Kron’s show, titled Man or Animal, involved a similar theme to Voight’s, responding to Gilles Deleuze’s essay, “The Body, the Meat and the Spirit: Becoming Animal.” Evoking a similarly raw aesthetic, Kron explained that Man or Animal was a comment on man as an idea or the psyche as well as abstracting the human form to just legs, or a set of abs, the face or just a few features.

By abstracting various body parts, Kron’s work functioned like a study of the human body and sought to demonstrate how one limb, for example, can operate as a proxy for the entire human form — a kind of visual synecdoche.

Though her resin organs stole the show with their beautiful delicacy, Kron’s sculptures particularly stood out with for their grotesque, unpolished surfaces. Her plaster leg installation, titled “Pygmalion,” most aggressively demonstrated her show’s theme. Kron erected a series of life–size plaster legs intended to evoke the sensation of the “half realized” which, as she explained, “is why each foot was emerging out of an unfinished muscular form.” The rough surfaces of Kron’s sculptures, which make visible the evidence of the artists touch, reinforced her interest in the corporeal in their inclusion of the artist’s (human) presence.

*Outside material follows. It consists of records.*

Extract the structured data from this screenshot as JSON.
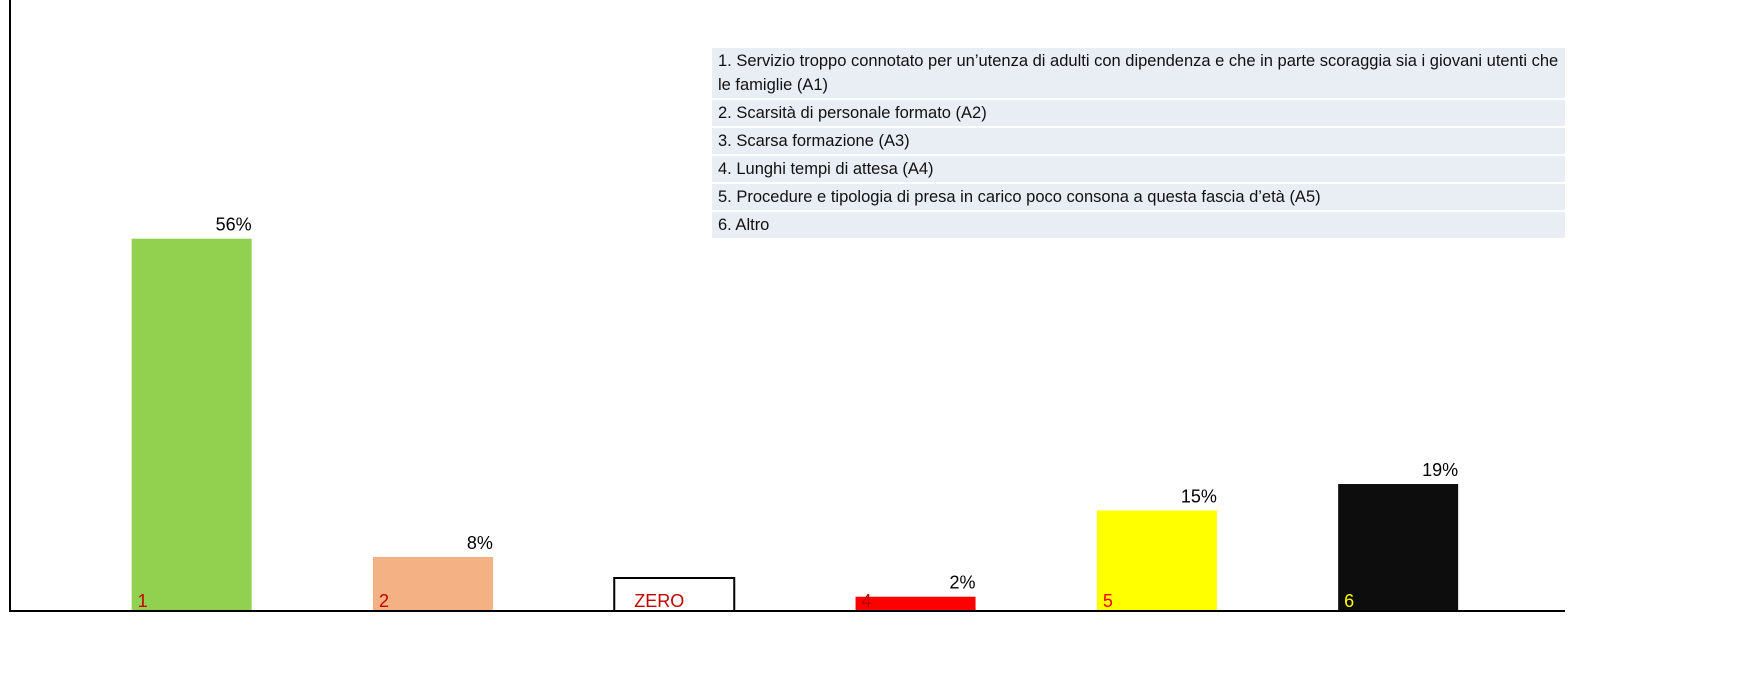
{
  "chart_data": {
    "type": "bar",
    "categories": [
      "1",
      "2",
      "ZERO",
      "4",
      "5",
      "6"
    ],
    "values": [
      56,
      8,
      0,
      2,
      15,
      19
    ],
    "value_labels": [
      "56%",
      "8%",
      null,
      "2%",
      "15%",
      "19%"
    ],
    "colors": [
      "#92d050",
      "#f4b183",
      "#ffffff",
      "#ff0000",
      "#ffff00",
      "#0d0d0d"
    ],
    "label_colors": [
      "#c00000",
      "#c00000",
      "#c00000",
      "#c00000",
      "#ff0000",
      "#ffff00"
    ],
    "ylim": [
      0,
      92
    ],
    "legend_items": [
      "1. Servizio troppo connotato per un’utenza di adulti con dipendenza e che in parte scoraggia sia i giovani utenti che le famiglie (A1)",
      "2. Scarsità di personale formato (A2)",
      "3. Scarsa formazione (A3)",
      "4. Lunghi tempi di attesa (A4)",
      "5. Procedure e tipologia di presa in carico poco consona a questa fascia d’età (A5)",
      "6. Altro"
    ]
  }
}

We were able to see the humanness and raw body form.

Lining Fisher’s east wall were a series of busts whose forms metamorphosed from the primitive to the more sophisticated as they moved from right to left. The intention behind this work was to reference Greek mythological in the warning that when people spend less energy worshiping their gods they begin to disappear. More intriguing however was the progression that the faces go though. Each bust began to degrade and the facial features lessened down the line, like a type of birth, or evolution from animal into man.